Maryland law provides for the right-of-way of bicyclists, just as it does for the operators of motor vehicles. Bicyclists also have the duty to obey all traffic signals, signs and pavement markings, just as do drivers.
A bicyclist riding slower than the speed of traffic is confined to the right hand through lane (much the same way as a slow moving vehicle is) and as close to the right side of the road as is safe. A bicyclist can move further left to:
- Make or attempt to make a vehicular style left turn;
- Pass a stopped or slower moving vehicle; or
- Avoid pedestrians or road hazards.
- This ride-to-the-right provision does not apply when operating in a lane that is too narrow for a bicycle to travel safely side-by-side with another vehicle within the lane. The provision also does not apply where the right-hand lane is a turn lane, or the bicyclist is operating on a one-way street.

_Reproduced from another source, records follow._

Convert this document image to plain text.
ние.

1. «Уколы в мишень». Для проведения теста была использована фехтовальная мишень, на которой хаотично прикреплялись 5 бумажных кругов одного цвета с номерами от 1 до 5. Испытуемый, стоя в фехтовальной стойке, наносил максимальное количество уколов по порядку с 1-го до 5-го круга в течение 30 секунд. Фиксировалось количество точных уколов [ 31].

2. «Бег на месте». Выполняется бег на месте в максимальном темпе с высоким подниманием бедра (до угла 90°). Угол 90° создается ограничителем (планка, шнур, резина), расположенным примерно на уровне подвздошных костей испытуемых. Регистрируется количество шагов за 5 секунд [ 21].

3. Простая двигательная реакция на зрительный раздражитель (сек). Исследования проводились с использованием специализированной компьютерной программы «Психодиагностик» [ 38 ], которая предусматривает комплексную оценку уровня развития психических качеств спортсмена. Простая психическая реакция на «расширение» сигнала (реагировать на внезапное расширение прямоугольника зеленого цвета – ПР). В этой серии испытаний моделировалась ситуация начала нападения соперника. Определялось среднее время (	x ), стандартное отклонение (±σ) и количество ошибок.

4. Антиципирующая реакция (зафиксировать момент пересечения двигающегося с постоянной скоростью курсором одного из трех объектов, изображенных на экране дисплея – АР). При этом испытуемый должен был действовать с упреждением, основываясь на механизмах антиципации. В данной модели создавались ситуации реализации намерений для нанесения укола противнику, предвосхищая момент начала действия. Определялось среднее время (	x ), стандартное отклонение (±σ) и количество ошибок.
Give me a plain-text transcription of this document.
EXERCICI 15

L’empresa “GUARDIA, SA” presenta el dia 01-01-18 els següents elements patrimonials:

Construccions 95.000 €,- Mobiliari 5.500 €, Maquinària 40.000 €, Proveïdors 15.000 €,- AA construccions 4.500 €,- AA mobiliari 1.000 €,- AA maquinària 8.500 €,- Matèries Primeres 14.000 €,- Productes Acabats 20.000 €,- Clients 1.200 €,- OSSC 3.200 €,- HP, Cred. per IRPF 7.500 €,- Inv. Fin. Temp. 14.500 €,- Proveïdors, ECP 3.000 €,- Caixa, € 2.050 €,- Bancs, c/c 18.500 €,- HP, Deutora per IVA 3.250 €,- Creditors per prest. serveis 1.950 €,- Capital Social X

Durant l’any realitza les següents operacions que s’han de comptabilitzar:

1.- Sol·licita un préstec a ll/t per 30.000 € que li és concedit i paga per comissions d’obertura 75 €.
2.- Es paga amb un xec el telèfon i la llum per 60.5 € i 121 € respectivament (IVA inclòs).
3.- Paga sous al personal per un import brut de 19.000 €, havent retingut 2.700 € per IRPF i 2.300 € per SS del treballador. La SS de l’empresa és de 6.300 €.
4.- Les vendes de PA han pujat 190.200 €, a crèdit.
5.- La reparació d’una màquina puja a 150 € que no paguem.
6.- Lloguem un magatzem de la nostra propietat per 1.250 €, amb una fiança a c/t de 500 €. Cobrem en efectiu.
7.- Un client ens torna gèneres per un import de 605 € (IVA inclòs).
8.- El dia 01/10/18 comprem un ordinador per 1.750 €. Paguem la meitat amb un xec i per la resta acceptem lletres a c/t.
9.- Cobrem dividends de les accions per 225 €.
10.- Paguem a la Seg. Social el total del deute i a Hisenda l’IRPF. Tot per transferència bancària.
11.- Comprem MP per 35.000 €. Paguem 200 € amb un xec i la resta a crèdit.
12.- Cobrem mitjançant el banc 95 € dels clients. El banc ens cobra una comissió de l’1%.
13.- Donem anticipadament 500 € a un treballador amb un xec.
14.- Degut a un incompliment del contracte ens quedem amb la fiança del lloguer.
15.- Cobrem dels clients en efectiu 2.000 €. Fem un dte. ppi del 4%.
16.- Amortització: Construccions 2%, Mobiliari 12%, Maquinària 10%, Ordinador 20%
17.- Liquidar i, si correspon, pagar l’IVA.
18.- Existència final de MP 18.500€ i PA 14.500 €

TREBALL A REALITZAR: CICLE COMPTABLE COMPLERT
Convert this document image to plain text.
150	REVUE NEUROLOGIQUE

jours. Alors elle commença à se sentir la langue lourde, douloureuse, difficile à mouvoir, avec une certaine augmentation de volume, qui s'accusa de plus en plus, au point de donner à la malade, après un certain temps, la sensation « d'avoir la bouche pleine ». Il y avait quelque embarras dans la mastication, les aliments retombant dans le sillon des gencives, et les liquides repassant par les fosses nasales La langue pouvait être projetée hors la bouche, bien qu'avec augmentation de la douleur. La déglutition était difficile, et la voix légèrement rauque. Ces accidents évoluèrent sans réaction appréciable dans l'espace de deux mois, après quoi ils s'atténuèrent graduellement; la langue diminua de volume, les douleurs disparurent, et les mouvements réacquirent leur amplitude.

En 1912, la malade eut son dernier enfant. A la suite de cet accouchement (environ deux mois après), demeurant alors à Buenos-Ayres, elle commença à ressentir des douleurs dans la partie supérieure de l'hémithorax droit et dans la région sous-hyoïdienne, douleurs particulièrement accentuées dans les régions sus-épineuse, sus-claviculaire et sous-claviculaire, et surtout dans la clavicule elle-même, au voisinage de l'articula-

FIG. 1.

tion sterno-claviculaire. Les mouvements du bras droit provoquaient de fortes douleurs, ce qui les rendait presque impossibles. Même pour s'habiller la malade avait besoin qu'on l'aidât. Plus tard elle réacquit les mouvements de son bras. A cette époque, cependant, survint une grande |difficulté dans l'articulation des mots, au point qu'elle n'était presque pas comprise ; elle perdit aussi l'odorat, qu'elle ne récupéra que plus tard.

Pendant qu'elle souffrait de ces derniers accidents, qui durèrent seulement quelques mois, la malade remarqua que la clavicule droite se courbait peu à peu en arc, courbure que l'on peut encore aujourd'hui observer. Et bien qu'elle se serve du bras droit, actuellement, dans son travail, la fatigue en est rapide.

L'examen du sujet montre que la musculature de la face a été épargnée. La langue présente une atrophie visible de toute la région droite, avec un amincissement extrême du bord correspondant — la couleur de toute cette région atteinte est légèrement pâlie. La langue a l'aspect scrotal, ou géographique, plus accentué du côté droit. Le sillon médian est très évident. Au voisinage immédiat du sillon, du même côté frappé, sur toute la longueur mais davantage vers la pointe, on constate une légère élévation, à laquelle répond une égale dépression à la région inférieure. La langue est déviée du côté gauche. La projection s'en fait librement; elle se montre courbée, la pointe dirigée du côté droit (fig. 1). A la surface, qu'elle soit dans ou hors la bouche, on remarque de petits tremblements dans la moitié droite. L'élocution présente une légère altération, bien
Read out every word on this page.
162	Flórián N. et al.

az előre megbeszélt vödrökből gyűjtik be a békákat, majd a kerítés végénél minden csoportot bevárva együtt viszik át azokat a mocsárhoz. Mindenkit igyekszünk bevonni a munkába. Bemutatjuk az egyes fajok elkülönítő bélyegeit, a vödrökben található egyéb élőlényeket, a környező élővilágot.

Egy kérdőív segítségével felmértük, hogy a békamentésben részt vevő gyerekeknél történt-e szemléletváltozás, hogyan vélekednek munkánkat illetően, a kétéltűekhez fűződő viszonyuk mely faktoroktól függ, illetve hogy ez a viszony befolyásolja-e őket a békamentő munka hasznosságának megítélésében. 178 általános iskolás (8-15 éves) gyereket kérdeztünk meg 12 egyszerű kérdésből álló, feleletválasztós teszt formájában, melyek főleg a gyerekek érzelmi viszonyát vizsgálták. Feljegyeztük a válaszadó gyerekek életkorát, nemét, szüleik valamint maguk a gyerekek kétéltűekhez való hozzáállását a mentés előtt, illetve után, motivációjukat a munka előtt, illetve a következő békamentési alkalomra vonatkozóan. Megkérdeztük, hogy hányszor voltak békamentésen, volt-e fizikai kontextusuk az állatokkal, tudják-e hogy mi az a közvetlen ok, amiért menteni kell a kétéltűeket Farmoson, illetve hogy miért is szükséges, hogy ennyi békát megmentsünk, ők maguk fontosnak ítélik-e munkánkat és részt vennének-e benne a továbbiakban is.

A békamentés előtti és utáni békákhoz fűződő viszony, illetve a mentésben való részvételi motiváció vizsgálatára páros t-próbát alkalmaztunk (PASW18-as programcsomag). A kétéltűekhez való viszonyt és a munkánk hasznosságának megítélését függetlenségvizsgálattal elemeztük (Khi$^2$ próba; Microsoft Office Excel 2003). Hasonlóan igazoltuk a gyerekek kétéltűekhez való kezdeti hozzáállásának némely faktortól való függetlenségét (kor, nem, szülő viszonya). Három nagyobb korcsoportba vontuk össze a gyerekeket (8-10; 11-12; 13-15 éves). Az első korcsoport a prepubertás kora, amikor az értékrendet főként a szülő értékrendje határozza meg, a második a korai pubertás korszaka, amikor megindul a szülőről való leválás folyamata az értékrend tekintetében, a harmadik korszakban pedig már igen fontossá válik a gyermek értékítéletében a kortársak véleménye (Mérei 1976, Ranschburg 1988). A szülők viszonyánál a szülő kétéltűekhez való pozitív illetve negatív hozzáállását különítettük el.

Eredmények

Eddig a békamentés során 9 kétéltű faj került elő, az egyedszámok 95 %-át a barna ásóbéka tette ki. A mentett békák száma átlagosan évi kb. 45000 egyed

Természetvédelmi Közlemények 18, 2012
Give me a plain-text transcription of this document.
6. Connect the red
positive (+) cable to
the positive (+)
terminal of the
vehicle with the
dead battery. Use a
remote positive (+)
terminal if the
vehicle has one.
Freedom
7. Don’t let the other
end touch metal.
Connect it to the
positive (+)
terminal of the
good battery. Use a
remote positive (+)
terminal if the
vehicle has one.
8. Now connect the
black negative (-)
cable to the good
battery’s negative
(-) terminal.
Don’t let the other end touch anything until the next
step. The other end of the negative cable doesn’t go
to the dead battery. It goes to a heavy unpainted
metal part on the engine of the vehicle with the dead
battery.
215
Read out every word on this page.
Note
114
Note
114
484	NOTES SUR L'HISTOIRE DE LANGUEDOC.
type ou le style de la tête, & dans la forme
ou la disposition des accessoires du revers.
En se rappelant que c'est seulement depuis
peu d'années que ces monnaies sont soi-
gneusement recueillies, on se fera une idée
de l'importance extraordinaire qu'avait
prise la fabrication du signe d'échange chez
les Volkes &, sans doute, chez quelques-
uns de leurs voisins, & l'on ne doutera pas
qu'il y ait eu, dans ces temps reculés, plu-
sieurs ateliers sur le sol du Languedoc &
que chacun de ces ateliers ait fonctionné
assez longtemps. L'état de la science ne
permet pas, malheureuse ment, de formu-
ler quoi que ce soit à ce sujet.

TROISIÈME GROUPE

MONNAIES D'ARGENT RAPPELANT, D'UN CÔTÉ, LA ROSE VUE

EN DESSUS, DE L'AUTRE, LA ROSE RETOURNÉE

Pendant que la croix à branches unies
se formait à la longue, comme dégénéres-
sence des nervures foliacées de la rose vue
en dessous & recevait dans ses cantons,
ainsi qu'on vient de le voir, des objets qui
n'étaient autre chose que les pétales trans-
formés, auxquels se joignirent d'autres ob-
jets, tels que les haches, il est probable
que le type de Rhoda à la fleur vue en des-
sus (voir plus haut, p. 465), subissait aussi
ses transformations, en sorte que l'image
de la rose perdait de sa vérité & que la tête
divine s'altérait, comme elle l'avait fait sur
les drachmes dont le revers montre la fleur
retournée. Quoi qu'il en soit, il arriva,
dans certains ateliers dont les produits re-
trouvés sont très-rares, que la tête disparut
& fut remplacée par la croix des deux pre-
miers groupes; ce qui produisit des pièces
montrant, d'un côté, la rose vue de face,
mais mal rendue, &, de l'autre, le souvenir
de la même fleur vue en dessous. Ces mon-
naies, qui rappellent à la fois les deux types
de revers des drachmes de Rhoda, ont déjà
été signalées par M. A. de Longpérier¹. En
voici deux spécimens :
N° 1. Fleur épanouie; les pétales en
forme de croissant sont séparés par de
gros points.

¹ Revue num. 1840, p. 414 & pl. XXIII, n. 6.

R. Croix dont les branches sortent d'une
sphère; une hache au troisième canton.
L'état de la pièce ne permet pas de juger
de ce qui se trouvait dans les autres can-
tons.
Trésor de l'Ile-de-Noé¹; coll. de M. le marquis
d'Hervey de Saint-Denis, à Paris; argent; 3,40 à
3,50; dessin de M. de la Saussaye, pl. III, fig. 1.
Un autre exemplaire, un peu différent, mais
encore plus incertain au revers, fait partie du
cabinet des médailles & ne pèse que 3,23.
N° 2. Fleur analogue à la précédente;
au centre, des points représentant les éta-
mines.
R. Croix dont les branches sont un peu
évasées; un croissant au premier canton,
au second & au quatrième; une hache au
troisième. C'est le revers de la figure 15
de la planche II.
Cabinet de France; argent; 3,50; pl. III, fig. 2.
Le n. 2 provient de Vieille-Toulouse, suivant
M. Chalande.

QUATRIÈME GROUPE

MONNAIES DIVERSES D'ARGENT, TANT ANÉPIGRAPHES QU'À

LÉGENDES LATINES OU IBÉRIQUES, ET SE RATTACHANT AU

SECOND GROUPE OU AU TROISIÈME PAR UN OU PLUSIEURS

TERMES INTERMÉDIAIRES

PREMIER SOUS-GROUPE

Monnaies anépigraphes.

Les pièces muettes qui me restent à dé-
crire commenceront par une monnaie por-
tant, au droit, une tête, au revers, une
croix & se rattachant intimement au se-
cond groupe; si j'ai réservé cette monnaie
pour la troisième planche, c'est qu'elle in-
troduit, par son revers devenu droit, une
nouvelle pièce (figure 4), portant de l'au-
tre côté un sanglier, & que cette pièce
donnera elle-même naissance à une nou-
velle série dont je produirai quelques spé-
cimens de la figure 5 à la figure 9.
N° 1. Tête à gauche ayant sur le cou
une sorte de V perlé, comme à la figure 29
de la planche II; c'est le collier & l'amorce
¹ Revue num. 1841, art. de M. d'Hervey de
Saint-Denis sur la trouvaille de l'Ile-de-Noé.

- A bicyclist riding at the speed of traffic can operate in any lane, just as any other vehicle can. Where there is not a bike lane, a bicyclist may also use the shoulder of the roadway.
- Bicycles may not be ridden in the travel lanes of any roadway where the posted maximum speed limit is more than 50 miles an hour; however, bicycles may be operated on the shoulder of these roadways.
- Bicycles may not be operated on expressways (access-controlled freeways and interstate highways), except on an adjacent path or facility approved by the State Highway Administration.
Where there are marked bicycle lanes paved to a smooth surface, a person operating a bicycle must use the bike lane and may not ride on the roadway, except in the following situations:
- When overtaking and passing another bicycle, motor scooter, pedestrian, or other vehicle within the bike lane if the overtaking and passing cannot be done safely within the bike lane;
- When preparing for a left turn at an intersection or into an alley, private road, or driveway;
- When reasonably necessary to leave the bike lane to avoid debris or other hazardous condition; or
- When reasonably necessary to leave the bike lane because the bike lane is overlaid with a right turn lane, merge lane, or other marking that breaks the continuity of the bike lane.
- By law, all bicycles must be equipped with brakes capable of stopping from a speed of 10 miles per hour within 15 feet on dry, level, clean pavement.
- If operated in low visibility conditions, bicycles must also be equipped with a white beam headlight visible at a distance of 500 feet, and a red rear reflector visible at a distance of 600 feet if night time or during unfavorable visibility conditions. Alternately, a bicyclist may be equipped with a functioning lamp that acts as a reflector and emits a red light or a flashing amber light visible from a distance of 500 feet to the rear instead of, or in addition to the red reflector above.
- A bicycle or motor scooter may be equipped with a bell or other audible device, but not a siren or whistle.
- Any rider under the age of 16 must also wear a helmet that meets or exceeds the standards of the American National Standards Institute, the Snell Memorial Foundation, or the American Society for Testing and Materials.